Buell, professor, and Hallam, associate professor, both in the Department of Human Development and Family Studies, were invited by Salzburg Global Seminar organizers to attend — a first for UD faculty — as national early childhood development experts.

The invitation came in response to Buell’s participation in a 2014 Salzburg Global Seminar focused on philanthropy as a catalyst for change.

Buell, who is director of the Delaware Institute for Excellence in Early Childhood (DIEEC), noted that she was the only participant whose field was early childhood development and the only fellow focused solely on children as a philanthropic goal.

“I started a conversation with organizers about what a Salzburg experience would be for early childhood development and education (ECDE), and the fault-lines in the field that could benefit from a Salzburg Experience,” says Buell.

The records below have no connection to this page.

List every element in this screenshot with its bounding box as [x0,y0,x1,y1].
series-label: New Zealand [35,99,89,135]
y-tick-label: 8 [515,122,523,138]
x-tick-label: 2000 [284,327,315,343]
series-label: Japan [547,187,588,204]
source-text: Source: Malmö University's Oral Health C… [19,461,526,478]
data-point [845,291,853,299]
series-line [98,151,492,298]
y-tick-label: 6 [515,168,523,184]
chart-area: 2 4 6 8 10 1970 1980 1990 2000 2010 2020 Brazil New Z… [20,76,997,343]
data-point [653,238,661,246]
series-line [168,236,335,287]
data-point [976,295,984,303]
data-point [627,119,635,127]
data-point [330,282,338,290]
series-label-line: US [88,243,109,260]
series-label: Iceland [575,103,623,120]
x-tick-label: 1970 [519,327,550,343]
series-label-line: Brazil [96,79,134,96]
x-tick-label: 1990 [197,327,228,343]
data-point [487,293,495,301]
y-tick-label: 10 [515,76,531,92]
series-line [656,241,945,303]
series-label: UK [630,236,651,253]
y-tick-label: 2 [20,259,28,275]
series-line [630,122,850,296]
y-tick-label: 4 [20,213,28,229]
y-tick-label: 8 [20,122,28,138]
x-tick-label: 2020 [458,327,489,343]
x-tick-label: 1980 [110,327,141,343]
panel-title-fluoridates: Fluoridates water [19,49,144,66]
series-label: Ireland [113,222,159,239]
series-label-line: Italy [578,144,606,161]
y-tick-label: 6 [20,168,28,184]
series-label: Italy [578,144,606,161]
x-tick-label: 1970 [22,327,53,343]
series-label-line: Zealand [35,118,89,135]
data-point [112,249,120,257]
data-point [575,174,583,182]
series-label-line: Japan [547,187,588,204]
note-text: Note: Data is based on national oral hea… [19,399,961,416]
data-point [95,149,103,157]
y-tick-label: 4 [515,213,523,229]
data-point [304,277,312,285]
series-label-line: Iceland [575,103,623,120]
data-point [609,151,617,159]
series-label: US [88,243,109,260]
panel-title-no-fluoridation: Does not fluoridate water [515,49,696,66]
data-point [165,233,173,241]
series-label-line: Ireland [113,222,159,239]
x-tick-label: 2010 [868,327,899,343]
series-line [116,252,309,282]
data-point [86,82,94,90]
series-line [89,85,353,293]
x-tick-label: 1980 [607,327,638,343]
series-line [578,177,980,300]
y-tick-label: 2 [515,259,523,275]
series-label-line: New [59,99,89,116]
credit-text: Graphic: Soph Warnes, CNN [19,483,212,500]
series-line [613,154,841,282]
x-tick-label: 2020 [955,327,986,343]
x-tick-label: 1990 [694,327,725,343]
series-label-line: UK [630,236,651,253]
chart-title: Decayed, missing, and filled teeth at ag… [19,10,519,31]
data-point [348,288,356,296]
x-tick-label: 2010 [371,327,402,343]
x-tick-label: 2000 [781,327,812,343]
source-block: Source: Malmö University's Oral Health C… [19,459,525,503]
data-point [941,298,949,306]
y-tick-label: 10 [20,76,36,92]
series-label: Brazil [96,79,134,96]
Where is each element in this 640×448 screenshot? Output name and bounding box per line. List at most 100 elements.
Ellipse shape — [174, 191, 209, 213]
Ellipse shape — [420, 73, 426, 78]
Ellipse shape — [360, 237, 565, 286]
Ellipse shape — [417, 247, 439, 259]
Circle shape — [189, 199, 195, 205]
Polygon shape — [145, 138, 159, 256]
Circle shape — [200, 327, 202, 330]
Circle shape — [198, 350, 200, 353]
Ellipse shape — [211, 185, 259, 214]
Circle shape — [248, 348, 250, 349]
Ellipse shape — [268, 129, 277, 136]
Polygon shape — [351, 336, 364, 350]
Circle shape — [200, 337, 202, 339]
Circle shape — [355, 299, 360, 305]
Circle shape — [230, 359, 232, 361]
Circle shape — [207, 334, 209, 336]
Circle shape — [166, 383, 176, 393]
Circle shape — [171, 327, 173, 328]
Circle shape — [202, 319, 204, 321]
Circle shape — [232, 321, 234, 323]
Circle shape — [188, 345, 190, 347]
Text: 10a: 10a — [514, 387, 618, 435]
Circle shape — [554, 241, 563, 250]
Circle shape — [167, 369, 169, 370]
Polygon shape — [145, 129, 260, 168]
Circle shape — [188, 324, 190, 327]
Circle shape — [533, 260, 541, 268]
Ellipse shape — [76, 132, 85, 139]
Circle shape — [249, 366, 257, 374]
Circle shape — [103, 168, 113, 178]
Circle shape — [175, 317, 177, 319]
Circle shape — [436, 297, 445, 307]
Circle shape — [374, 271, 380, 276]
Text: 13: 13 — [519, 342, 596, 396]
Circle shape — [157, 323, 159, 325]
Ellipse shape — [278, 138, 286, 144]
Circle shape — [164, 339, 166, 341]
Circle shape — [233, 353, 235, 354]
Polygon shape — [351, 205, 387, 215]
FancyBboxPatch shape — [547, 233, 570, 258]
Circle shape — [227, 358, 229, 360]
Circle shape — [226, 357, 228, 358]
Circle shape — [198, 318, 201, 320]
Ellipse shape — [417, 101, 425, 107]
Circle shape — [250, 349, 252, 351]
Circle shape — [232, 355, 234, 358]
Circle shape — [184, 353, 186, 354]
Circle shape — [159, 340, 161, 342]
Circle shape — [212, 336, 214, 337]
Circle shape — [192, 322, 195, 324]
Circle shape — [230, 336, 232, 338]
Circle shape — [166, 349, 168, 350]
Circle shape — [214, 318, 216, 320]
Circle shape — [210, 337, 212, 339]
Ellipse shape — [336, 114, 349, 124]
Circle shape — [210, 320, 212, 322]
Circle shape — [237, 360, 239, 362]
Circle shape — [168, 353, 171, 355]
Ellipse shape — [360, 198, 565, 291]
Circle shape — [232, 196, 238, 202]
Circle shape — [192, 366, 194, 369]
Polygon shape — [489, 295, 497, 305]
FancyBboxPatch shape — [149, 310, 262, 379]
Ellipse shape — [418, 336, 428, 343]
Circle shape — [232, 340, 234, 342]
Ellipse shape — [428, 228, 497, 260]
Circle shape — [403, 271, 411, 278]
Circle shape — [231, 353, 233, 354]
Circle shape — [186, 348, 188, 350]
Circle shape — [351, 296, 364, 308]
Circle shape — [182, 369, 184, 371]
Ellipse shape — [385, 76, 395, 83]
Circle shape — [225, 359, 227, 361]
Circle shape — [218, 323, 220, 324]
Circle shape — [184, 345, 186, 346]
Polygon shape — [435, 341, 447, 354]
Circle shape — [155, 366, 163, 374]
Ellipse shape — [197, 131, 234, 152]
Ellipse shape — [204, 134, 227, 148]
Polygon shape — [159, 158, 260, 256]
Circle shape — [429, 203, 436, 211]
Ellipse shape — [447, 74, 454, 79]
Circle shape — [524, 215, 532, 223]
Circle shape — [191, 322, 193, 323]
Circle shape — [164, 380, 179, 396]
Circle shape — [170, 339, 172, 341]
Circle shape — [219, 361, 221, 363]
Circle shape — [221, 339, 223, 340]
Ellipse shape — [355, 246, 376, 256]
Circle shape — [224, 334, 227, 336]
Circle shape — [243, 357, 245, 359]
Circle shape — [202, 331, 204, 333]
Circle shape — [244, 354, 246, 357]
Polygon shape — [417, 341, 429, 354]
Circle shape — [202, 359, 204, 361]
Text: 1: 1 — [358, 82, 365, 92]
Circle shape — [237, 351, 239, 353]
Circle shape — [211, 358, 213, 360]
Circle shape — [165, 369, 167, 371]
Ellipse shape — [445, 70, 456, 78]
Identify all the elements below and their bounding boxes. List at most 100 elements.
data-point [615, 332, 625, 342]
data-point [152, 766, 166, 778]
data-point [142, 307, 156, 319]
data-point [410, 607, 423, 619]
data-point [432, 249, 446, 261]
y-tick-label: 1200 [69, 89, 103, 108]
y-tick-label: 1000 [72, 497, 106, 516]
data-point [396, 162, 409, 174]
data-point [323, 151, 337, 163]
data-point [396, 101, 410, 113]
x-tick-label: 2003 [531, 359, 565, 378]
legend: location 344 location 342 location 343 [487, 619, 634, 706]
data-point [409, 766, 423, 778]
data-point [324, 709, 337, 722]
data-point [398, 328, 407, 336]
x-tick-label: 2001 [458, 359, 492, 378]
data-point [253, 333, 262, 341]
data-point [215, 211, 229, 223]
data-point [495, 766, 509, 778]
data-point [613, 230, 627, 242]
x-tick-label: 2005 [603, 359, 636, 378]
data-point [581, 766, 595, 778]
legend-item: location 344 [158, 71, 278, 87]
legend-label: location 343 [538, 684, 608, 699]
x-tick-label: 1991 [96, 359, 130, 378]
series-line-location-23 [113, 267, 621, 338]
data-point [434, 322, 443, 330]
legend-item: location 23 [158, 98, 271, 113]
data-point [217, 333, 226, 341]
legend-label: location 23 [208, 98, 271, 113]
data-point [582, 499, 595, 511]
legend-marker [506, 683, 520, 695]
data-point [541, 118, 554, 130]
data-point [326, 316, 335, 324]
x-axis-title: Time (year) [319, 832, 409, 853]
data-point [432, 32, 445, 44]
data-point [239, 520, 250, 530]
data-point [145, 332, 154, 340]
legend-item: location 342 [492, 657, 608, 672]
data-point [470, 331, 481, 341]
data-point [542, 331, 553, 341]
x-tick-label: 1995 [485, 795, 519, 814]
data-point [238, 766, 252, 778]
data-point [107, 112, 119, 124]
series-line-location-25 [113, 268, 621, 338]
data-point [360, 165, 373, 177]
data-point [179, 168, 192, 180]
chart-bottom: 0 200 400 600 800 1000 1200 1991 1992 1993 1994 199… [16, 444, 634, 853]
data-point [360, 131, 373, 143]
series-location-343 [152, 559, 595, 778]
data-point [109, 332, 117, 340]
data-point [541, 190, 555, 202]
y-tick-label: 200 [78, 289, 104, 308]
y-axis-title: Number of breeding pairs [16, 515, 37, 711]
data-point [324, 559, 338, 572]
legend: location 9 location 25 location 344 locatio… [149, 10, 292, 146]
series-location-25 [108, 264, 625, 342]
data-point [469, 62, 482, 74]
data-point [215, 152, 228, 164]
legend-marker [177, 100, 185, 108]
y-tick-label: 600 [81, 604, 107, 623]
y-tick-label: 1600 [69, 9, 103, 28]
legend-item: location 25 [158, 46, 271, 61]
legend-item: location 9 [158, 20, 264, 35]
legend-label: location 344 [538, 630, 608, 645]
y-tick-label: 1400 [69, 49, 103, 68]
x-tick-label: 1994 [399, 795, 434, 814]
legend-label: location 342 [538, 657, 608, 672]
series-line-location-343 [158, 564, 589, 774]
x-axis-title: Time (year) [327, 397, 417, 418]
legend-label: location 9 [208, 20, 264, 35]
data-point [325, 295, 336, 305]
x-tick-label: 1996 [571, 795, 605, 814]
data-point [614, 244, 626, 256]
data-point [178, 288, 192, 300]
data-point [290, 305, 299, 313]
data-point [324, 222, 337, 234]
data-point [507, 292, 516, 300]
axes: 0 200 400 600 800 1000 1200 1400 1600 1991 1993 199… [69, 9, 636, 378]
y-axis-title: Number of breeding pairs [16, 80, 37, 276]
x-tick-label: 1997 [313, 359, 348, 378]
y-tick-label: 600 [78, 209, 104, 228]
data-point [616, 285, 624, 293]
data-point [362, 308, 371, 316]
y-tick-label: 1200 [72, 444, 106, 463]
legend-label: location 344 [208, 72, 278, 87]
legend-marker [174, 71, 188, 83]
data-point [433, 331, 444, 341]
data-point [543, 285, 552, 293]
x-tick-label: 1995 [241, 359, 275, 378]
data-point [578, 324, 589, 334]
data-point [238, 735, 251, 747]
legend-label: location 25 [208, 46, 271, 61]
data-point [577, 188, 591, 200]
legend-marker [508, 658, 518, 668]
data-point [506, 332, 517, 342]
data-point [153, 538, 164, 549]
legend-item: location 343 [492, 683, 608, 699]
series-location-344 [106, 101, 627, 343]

With that suggestion the first ECDE-focused session at the Salzburg Global Seminar was borne, and an invitation for Buell and Hallam, interim chair of the department, to attend.

“We are very fortunate, that the University of Delaware has such a strong relationship with the Salzburg Fellowship Program and that they support faculty in participating — it is really a gift,” says Buell.

Additional faculty selected for attendance, include Michalec, assistant professor in theDepartment of Sociology and Criminal Justice and assistant director of health research at UD’s Center for Drug and Health Studies, and Michael O’Neal, associate professor in theDepartment of Geological Sciences.